M.I.A, “Borders”
“Borders” is that rarest of beasts: a M.I.A. single whose chorus rips off a classic Kenan Thompson Saturday Night Live sketch. As her patois jack-knifes through clipped, murky production, the resulting dissonance is a reward, of sorts, if you’re only half listening: alien yet laconic, kinetic yet aimless. This is second-gear M.I.A. that downshifts into third-gear M.I.A. at the moment you pay more than a little attention to lyrics that shrug past like afterthoughts, leaning too hard against the admittedly powerful visuals of the accompanying (M.I.A.-directed) video. It sucks, being bored by this, because I respect the anti-ideology, World Town ethos Maya espouses, but mere intent isn’t enough anymore.
FNU Clone, “Ghost Baby, Ghost (Demo)”
What makes “Ghost Baby, Ghost” so special? The song can’t figure out what it wants to be or how it wants to lash out. Everything, gloriously, is at odds: the vocal constipated and folding in on itself, the drums cramped and tinny, the guitars shuffling between down-and-out goth low-end and buzzsaw Dick Dale. When the tone brightens and the tempo surges—slightly—in the final third, it’s as though you’ve instantaneously traveled from a haunted party house at dusk to a meadow in early afternoon.

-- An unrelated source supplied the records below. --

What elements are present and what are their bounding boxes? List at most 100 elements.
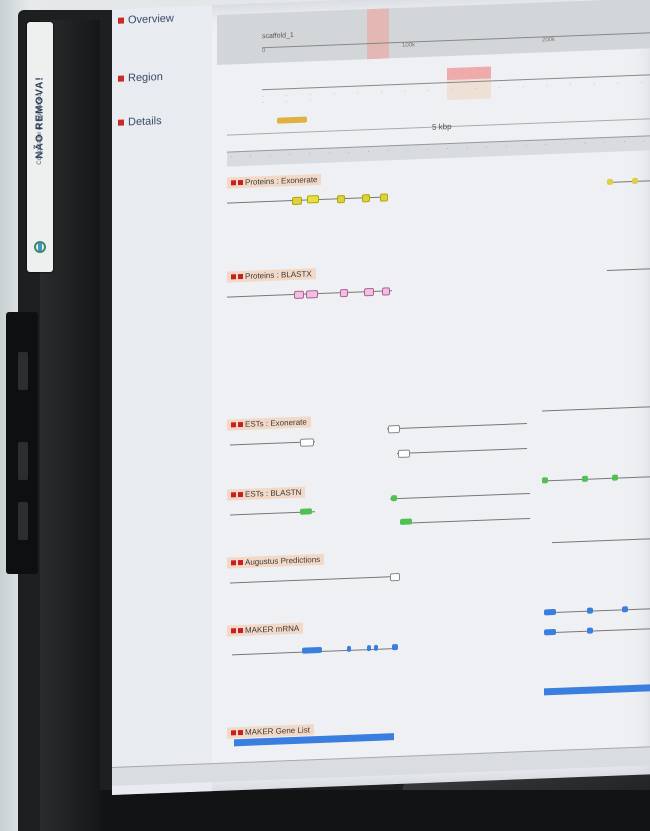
feature-line[interactable] (542, 476, 650, 482)
section-overview[interactable]: Overview (118, 13, 174, 27)
exon[interactable] (398, 449, 410, 459)
feature-line[interactable] (400, 517, 530, 524)
track-title: MAKER Gene List (245, 725, 310, 737)
feature-line[interactable] (390, 492, 530, 500)
section-label: Overview (128, 12, 174, 27)
track-header[interactable]: Augustus Predictions (227, 553, 325, 569)
exon[interactable] (367, 645, 371, 652)
track-title: ESTs : Exonerate (245, 417, 307, 429)
collapse-icon[interactable] (118, 119, 124, 126)
track-title: Augustus Predictions (245, 555, 321, 567)
exon[interactable] (347, 645, 351, 652)
feature-line[interactable] (387, 423, 527, 430)
track-close-icon (238, 273, 243, 280)
overview-highlight[interactable] (367, 8, 389, 60)
exon[interactable] (300, 438, 314, 447)
track-menu-icon (231, 628, 236, 634)
monitor-bottom-bezel (100, 790, 650, 831)
scale-label: 5 kbp (432, 121, 452, 132)
track-close-icon (238, 627, 243, 634)
exon[interactable] (587, 627, 593, 634)
exon[interactable] (612, 474, 618, 481)
track-close-icon (238, 559, 243, 566)
exon[interactable] (544, 608, 556, 616)
track-header[interactable]: Proteins : Exonerate (227, 173, 322, 189)
section-details[interactable]: Details (118, 115, 162, 129)
clip-slot (18, 442, 28, 480)
track-title: Proteins : BLASTX (245, 269, 312, 281)
track-menu-icon (231, 422, 236, 428)
region-highlight[interactable] (447, 66, 491, 81)
exon[interactable] (390, 572, 400, 582)
exon[interactable] (364, 287, 374, 297)
track-header[interactable]: Proteins : BLASTX (227, 268, 316, 283)
exon[interactable] (391, 495, 397, 502)
gene-bar[interactable] (544, 684, 650, 696)
track-menu-icon (231, 730, 236, 736)
exon[interactable] (374, 644, 378, 651)
sequence-label: scaffold_1 (262, 32, 294, 41)
exon[interactable] (292, 196, 302, 206)
track-menu-icon (231, 274, 236, 280)
overview-tick: 100k (402, 42, 416, 49)
exon[interactable] (388, 424, 400, 434)
exon[interactable] (302, 646, 322, 654)
section-label: Details (128, 115, 162, 129)
exon[interactable] (542, 477, 548, 484)
track-title: MAKER mRNA (245, 623, 300, 635)
exon[interactable] (340, 288, 348, 298)
exon[interactable] (382, 287, 390, 296)
track-menu-icon (231, 492, 236, 498)
track-close-icon (238, 179, 243, 186)
exon[interactable] (307, 195, 319, 204)
track-title: ESTs : BLASTN (245, 487, 302, 499)
track-close-icon (238, 491, 243, 498)
track-header[interactable]: ESTs : Exonerate (227, 416, 311, 431)
feature-line[interactable] (542, 406, 650, 412)
overview-tick: 0 (262, 48, 266, 55)
section-label: Region (128, 71, 163, 85)
details-highlight-mark (277, 116, 307, 124)
track-augustus-predictions: Augustus Predictions (227, 549, 325, 571)
clip-slot (18, 502, 28, 540)
cable-clip (6, 312, 38, 574)
track-menu-icon (231, 560, 236, 566)
exon[interactable] (300, 508, 312, 515)
feature-line[interactable] (230, 575, 400, 584)
collapse-icon[interactable] (118, 17, 124, 24)
feature-line[interactable] (397, 448, 527, 455)
exon[interactable] (380, 193, 388, 202)
feature-line[interactable] (544, 628, 650, 634)
track-maker-mrna: MAKER mRNA (227, 618, 304, 639)
exon[interactable] (632, 177, 638, 185)
exon[interactable] (362, 194, 370, 203)
collapse-icon[interactable] (118, 75, 124, 82)
track-ests-blastn: ESTs : BLASTN (227, 482, 306, 503)
feature-line[interactable] (544, 608, 650, 614)
track-ests-exonerate: ESTs : Exonerate (227, 411, 311, 432)
exon[interactable] (607, 178, 613, 185)
exon[interactable] (622, 606, 628, 613)
feature-line[interactable] (552, 538, 650, 544)
clip-slot (18, 352, 28, 390)
track-header[interactable]: MAKER mRNA (227, 622, 304, 637)
exon[interactable] (337, 195, 345, 204)
sticker-logo-icon (34, 241, 46, 253)
track-proteins-blastx: Proteins : BLASTX (227, 263, 316, 284)
exon[interactable] (582, 475, 588, 482)
exon[interactable] (294, 290, 304, 300)
overview-tick: 200k (542, 36, 556, 44)
track-menu-icon (231, 180, 236, 186)
warning-sticker: NÃO REMOVA! Computador do laboratório (27, 22, 53, 272)
exon[interactable] (587, 607, 593, 614)
exon[interactable] (400, 518, 412, 525)
track-header[interactable]: ESTs : BLASTN (227, 486, 306, 501)
feature-line[interactable] (607, 180, 650, 183)
exon[interactable] (544, 628, 556, 636)
track-title: Proteins : Exonerate (245, 175, 318, 187)
section-region[interactable]: Region (118, 71, 163, 85)
exon[interactable] (392, 644, 398, 651)
feature-line[interactable] (607, 268, 650, 271)
sticker-subtitle: Computador do laboratório (37, 93, 43, 165)
exon[interactable] (306, 290, 318, 299)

Animal Collective, “FloriDada”
When was the last time—separately or Collectively—that these boy-men appeared to be having quite this much fun? Loose, daft, and mellifluous, “FloriDada” bounds and pants like a golden retriever somebody tie-dyed on a dare, the ultimate Animal Collective straw-stan’s unconscious ideal of what Animal Collective should represent. A trio for now, they’re on their best and weirdest behavior, a “Wipe Out” head fake here, a hip flask full of scat-babble there, a cornucopia of melodies and half-melodies scattering everywhere else. Spin this thrice and you officially have my permission to abstain from Beach Boys Christmas carols this holiday season.